The details are very interesting. I’m glad Apple has turned the carrier industry on its head. Gone are the days of carrier-branded phones and pre-installed software as Apple doesn’t allow that on the iPhone.

I can imagine how it would be when Apple travels up to Canada to deal with our carriers when it comes to the iPhone.
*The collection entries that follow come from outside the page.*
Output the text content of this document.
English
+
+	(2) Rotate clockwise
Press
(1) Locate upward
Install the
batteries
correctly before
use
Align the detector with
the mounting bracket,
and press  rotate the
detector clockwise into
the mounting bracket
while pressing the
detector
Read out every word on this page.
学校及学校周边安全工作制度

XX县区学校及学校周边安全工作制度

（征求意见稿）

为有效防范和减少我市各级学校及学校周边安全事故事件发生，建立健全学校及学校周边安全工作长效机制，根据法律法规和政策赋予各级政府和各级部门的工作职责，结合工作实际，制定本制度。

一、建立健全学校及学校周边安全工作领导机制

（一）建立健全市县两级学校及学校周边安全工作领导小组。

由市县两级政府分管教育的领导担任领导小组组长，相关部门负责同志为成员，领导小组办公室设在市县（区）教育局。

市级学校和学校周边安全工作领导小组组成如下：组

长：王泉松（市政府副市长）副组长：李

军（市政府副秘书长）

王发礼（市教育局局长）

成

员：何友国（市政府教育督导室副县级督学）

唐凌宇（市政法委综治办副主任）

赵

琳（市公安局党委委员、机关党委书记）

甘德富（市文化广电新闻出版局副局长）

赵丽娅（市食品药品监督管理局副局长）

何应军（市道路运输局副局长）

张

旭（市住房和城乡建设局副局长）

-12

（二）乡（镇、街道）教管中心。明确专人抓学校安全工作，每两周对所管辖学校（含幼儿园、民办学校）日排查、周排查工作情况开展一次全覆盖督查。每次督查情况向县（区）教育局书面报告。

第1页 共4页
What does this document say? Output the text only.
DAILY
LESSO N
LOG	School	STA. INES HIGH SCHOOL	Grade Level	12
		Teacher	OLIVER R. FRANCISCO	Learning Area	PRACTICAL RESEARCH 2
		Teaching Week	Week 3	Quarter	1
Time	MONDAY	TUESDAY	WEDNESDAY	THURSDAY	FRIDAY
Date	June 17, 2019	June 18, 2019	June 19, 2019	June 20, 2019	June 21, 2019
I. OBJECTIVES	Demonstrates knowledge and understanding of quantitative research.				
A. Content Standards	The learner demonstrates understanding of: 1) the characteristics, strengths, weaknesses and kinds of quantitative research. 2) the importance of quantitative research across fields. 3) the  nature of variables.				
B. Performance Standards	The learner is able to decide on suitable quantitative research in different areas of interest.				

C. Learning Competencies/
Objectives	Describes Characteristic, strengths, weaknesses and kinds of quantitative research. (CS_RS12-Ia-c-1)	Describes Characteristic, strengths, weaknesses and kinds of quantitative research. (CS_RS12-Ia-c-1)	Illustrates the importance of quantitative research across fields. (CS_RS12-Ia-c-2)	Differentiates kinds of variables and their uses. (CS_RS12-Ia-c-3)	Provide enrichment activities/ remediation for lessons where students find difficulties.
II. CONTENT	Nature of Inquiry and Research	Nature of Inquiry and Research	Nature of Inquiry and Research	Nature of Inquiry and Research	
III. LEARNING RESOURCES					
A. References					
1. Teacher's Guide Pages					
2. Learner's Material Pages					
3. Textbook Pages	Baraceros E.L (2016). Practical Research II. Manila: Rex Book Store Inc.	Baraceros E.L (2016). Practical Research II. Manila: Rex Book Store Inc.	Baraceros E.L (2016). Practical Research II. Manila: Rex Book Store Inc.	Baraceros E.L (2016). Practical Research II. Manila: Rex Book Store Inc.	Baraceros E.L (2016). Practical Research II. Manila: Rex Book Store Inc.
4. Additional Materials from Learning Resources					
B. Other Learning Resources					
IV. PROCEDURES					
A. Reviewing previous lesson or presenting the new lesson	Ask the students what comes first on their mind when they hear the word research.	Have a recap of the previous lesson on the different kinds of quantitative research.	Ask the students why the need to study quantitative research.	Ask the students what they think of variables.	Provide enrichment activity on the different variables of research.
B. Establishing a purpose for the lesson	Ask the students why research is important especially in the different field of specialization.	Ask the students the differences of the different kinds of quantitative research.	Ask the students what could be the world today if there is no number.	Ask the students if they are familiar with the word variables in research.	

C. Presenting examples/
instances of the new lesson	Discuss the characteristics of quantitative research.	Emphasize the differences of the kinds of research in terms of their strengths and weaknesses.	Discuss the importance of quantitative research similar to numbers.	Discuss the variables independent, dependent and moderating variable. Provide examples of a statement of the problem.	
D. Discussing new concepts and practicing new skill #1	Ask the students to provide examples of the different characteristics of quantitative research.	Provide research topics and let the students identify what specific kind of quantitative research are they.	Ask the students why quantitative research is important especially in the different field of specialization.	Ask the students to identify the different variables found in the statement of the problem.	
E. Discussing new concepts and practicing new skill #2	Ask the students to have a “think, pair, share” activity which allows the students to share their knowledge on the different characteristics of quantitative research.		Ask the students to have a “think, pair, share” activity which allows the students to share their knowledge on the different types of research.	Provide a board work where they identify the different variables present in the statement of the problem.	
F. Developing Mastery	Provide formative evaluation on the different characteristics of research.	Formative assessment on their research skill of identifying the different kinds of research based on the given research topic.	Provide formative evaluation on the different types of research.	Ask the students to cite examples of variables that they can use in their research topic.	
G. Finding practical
Do you think Apple will actually listen to any concessions that come from Rogers, Bell, or Telus? iPhone meetings probably go down something like this:

Apple convoy shows up at individual head offices of the ‘Big 3’ Canadian carriers.

Apple: “Here’s the new iPhone X. Sign here if you want it.”

Rogers, Bell, Telus: *signs without saying a word*

Apple entourage leaves.

As for us in Canada, we’re patiently waiting for iOS 4.3 to drop so we can use the new Personal Hotspot feature.